We can tell ourselves that a vote to leave the EU is a vote for Little England. But it isn’t true. We can flatter ourselves and say that we’re open and they’re closed, that we have values and what they have is just the negation of our values. We can say that they don’t have any positive beliefs, only an irrational hatred of our values. But maybe our values are closely bound up with our ability to pay for real estate? Or to buy ourselves a quick commute? Or to purchase a shorter queue at the hospital?

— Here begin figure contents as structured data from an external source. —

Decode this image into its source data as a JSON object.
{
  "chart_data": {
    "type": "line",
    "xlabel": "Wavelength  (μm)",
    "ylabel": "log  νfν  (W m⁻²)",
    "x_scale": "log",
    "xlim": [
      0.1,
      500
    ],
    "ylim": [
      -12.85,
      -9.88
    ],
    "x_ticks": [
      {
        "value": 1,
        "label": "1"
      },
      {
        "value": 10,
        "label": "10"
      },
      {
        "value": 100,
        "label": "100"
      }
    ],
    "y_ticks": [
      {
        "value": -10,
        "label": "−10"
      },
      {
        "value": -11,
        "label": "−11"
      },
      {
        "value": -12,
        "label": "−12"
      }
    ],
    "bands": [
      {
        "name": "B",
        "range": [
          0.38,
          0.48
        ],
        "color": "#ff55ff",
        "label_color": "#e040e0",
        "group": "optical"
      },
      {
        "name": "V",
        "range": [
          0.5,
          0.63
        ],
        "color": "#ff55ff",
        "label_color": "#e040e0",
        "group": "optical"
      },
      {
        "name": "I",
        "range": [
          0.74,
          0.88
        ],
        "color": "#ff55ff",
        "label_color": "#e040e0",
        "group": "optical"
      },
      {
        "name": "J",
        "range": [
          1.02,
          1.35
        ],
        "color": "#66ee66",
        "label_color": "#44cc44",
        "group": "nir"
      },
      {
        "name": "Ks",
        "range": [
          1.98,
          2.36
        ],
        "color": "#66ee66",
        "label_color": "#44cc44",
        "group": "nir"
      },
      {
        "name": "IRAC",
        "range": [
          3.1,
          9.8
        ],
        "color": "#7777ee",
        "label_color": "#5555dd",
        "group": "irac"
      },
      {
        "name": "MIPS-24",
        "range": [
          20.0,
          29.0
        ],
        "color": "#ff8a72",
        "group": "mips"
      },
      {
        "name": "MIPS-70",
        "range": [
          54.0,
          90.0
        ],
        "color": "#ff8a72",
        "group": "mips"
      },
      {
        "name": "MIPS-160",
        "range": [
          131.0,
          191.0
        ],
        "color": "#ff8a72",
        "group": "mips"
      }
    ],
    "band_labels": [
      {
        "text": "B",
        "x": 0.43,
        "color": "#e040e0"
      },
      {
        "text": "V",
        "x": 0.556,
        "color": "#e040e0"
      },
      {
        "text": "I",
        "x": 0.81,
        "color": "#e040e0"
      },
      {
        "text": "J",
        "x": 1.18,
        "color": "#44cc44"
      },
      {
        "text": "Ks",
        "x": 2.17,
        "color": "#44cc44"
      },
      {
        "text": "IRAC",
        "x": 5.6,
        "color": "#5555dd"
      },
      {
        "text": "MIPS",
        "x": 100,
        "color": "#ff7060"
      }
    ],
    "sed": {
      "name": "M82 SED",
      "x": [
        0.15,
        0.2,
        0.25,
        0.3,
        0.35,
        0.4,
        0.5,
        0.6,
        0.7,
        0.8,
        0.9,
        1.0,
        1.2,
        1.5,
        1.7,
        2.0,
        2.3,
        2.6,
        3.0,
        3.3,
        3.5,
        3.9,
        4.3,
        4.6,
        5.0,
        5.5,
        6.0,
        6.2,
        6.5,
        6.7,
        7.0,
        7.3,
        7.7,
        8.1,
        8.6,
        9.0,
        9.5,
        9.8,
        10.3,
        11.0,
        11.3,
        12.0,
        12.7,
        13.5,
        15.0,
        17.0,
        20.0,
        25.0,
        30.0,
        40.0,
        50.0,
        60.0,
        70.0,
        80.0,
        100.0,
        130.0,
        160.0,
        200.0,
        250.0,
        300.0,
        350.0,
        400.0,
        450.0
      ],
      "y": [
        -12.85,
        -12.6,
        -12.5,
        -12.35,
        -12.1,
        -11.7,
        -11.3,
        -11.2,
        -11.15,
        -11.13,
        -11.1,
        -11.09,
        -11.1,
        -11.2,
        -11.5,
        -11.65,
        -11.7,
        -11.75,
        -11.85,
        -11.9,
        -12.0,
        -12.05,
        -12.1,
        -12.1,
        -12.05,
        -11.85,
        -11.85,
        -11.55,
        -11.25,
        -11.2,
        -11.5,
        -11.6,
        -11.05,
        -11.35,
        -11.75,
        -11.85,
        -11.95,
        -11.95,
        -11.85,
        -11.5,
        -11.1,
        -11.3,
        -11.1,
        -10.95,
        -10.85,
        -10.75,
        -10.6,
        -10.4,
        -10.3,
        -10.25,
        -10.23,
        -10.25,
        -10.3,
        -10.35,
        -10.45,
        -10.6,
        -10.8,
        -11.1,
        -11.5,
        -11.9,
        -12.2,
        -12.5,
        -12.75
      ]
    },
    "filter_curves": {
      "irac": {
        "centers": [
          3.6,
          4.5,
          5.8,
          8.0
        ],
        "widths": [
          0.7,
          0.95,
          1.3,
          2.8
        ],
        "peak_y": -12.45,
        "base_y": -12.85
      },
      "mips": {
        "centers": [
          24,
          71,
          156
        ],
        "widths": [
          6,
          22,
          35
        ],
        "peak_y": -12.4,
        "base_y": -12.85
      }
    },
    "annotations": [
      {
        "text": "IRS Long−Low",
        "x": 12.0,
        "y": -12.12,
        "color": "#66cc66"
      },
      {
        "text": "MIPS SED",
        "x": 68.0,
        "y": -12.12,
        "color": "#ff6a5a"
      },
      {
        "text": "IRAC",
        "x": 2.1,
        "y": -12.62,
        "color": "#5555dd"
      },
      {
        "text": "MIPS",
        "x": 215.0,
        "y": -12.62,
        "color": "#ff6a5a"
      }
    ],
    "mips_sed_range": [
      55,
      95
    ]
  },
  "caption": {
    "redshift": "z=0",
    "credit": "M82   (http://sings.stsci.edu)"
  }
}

We’re attached to the things we care about, just like they’re attached to the weird and inexplicable things that they think are important. Like elections.
The Irish voted against the EU in 2008 and were made to vote again. The Dutch voted against the EU in 2005. So did the French. Does nobody believe in justice and hope? Are people everywhere so hateful and wicked as to reject all that is good and sweet in the world? Why vote against something so noble and pure?
If we could admit any equivalency at all between ourselves (the rulers) and the people we despise (the ruled) then maybe we could persuade them to agree with us willingly and peaceably, like equals. Because insulting them more and more loudly hasn’t worked too well. What if we switched to Plan B, and tried to win elections instead of mounting an end-run around them? What if we faced up to the fact that our values are connected, one way or another, to our ability to pay for a child’s education? What if we tried to be less moralistic and hypocritical and self-flattering?